A Scandal in Bohemia: Heads We Win, Tails Unpublished
Doug Berman of Sentencing Law and Policy asks why do defense wins in sentencing appeals often go unpublished? Good question. Let’s get to the bottom of it.
It is bad enough that defendants rarely win major sentencing appeals. It is worse, and quite disturbing, that many circuit courts seem to want to have the rare defense win go unnoticed.
Meanwhile, as evidenced by two big published rulings today by the Tenth Circuit, circuit judges usually make sure that major losses by defendants get the full published treatment.
In US v. Friedman, No. 07-4118 (10th Cir. Feb. 10, 2009) (available here), a defendant has his below-guideline sentence reversed in a published opinion, and in US v. Yanez-Rodriguez, No. 08-2100 (10th Cir. Feb. 10, 2009) (available here), a defendant has his above-guideline sentence affirmed in a published opinion.
Well it can’t be the first and most obvious reason: that courts don’t want to make good precedent for defense lawyers to argue on behalf of their clients in the future. Since judges are neutral and detached magistrates, always making decisions based on the law, this is impossible.
So let’s play Sherlock Holmes, shall we? (“Once you eliminate the impossible, whatever remains, no matter how improbable, must be the truth.”)
To be fair, not all unpublished opinions are defense wins. The others more often than not are the kind where the defendant loses, but the reasoning is so twisted and ridiculous that your average middle school student reading the opinion could point out the logical flaws. Maybe a bright fourth grader; but generally speaking it would take your average seventh grader.
Another possibility is that it’s just random chance. But anyone who spends time reading appellate decisions can tell you that the trend is way above that for random events.

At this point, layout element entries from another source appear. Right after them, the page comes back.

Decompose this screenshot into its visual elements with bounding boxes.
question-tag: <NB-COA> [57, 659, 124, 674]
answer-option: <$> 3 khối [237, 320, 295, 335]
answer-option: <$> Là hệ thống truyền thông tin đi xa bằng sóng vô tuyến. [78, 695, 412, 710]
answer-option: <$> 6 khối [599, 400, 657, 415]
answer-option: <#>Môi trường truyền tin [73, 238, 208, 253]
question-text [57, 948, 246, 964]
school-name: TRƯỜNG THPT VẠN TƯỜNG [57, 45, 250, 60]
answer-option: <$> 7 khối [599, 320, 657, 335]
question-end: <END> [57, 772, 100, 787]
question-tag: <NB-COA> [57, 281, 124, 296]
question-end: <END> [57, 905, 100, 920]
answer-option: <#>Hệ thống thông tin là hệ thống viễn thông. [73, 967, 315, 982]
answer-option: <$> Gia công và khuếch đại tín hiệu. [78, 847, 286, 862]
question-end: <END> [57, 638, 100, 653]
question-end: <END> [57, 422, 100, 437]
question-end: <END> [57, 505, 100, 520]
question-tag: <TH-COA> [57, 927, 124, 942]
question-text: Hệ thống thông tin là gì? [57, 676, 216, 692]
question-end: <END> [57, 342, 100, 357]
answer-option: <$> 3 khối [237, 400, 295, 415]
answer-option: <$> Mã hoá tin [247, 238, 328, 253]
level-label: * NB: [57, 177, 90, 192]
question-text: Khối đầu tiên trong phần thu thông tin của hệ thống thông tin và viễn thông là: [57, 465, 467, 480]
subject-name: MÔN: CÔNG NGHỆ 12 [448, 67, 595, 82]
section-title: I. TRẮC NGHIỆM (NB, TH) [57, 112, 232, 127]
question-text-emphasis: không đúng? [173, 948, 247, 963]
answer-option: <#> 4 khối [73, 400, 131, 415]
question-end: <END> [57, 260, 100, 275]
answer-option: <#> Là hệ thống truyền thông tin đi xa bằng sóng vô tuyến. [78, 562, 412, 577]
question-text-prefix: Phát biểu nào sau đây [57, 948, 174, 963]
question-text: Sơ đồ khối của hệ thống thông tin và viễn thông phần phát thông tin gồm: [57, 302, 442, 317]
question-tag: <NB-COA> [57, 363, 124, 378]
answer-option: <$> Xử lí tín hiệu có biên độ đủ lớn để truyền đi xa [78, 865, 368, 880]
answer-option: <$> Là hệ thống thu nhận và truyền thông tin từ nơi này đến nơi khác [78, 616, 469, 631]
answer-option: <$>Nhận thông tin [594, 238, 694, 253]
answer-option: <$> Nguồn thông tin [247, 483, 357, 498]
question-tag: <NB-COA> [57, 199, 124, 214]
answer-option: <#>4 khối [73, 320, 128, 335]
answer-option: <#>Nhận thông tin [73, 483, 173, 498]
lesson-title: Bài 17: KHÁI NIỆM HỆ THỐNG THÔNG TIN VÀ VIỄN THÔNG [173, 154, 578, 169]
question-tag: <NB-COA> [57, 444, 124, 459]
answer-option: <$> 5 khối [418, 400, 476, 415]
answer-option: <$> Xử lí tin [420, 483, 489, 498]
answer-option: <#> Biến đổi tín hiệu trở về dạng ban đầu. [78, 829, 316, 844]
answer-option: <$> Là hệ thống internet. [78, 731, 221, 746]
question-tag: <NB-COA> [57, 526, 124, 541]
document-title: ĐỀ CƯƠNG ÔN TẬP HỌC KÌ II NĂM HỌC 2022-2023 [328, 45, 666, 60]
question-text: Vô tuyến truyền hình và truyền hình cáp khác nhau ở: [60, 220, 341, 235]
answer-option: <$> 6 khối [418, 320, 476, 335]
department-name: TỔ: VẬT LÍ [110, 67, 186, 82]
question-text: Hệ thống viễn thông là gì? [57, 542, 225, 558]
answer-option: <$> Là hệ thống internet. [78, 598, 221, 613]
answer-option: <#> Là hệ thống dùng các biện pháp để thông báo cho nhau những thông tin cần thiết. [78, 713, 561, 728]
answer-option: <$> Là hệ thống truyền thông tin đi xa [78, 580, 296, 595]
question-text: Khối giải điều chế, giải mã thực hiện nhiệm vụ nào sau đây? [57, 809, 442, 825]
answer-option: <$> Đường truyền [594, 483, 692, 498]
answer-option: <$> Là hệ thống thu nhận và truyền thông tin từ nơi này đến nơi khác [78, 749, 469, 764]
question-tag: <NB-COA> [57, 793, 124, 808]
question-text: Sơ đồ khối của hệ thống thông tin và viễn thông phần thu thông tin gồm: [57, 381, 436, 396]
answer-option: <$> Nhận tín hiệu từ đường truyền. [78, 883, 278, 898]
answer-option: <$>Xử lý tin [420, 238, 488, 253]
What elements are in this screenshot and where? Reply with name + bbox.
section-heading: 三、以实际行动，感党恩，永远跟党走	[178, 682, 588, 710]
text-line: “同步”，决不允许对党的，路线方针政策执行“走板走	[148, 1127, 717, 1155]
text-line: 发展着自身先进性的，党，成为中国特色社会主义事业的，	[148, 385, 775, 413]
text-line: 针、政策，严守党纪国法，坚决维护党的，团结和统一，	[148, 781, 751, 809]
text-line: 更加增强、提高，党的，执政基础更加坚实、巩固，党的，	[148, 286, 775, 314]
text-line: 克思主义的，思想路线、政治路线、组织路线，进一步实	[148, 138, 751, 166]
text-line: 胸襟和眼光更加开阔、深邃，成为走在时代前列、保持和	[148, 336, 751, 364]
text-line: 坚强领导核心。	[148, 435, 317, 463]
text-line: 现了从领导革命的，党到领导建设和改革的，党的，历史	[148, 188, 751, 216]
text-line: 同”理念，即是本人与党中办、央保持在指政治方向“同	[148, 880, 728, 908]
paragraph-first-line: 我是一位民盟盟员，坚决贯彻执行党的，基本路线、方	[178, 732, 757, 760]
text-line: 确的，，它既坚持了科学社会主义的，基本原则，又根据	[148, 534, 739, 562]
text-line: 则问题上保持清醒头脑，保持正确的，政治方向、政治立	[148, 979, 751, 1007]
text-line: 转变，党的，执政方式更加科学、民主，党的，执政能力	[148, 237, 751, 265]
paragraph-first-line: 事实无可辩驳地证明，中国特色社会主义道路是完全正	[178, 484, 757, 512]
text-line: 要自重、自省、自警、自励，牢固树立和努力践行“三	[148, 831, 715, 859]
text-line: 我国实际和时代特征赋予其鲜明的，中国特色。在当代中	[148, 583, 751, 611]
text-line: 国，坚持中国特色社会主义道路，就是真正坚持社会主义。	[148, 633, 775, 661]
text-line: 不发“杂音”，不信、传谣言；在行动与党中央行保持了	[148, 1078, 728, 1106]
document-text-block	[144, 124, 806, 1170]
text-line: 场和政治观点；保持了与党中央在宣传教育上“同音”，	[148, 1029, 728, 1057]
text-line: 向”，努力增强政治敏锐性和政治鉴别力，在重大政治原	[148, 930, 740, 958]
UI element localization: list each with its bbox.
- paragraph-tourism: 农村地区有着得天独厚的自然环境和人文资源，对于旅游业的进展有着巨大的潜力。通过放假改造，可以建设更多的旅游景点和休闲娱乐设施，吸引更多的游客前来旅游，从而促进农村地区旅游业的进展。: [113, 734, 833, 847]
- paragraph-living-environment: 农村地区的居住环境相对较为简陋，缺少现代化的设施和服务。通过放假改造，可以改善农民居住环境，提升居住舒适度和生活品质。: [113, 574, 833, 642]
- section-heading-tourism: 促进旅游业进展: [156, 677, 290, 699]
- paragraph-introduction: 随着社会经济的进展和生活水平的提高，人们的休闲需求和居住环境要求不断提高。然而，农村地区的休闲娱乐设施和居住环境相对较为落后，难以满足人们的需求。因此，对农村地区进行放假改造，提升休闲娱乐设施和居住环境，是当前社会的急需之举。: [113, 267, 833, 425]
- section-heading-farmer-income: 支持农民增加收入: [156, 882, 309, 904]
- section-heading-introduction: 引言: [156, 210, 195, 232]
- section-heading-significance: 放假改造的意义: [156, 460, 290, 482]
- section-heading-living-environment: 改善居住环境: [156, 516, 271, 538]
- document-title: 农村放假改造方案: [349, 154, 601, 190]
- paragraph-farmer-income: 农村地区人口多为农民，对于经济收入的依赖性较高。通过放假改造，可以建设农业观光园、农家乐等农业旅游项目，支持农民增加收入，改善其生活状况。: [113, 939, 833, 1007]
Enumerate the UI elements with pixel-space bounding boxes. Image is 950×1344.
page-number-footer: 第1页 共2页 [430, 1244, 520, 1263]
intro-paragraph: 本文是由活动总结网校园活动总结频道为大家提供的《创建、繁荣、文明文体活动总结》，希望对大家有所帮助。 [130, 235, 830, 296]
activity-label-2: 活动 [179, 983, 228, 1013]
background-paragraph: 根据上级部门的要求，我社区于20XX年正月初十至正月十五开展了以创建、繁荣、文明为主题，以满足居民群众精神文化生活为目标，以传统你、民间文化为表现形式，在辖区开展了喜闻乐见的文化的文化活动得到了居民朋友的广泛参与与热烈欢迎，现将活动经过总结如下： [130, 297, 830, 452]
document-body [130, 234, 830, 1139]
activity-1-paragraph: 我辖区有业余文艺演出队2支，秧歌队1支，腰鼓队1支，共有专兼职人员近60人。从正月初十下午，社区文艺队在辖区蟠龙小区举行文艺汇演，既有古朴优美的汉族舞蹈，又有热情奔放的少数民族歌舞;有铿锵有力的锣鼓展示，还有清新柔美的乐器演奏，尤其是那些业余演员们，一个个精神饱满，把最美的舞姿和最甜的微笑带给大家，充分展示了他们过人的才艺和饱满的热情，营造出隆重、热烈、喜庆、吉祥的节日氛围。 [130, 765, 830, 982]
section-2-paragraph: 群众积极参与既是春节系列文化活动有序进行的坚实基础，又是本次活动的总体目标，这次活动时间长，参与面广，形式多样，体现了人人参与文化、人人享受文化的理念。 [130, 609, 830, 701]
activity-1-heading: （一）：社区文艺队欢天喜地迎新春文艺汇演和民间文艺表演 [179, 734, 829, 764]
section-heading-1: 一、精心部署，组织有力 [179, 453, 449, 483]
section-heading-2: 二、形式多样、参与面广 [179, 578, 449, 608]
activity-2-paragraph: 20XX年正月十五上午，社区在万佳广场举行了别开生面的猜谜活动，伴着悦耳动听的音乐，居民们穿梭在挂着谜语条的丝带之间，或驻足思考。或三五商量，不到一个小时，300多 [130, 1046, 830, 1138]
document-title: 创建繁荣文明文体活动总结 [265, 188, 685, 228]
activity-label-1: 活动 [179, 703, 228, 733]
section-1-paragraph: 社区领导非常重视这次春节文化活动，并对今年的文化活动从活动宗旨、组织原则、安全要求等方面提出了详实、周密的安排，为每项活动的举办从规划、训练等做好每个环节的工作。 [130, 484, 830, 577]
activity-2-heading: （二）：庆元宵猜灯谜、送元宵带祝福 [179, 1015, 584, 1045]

There’s a statistically significant sample size, and a result in play, so randomness won’t account for it.
This becomes even more apparent when you take a cursory look at the percentages of defense wins in federal sentencing cases. They are tiny compared to government wins. A random effect would show up, therefore, in an overwhelmingly huge percentage of all unpublished opinions being "wins" for the U.S. Attorney’s Office. Not so. We eliminate chance alone as a possibility.
So we reach our conclusion. Please don’t forget the “no matter how improbable” part of the inductive reasoning axiom. I fear you will instinctively reject the conclusion, but it is inescapable.
Before I spell it out, let me apologize in advance. Not for the use of profanity, although I don’t know that I’ve ever used it before on this blog. No, I apologize because I know that not all of my readers are lawyers, and I’m going to be using some highly technical legal words and phrases in my carefully thought out explanation.
So here goes: the reason that defense wins in federal sentencing guidelines cases so frequently go unpublished is that…
…the appeals courts are full of a bunch of lilly-livered chickenshits.
Wait. That actually sounds frighteningly similar to the first possibility already discarded. Hmmmmmm.
Either way, as Berman said, “quite disturbing”.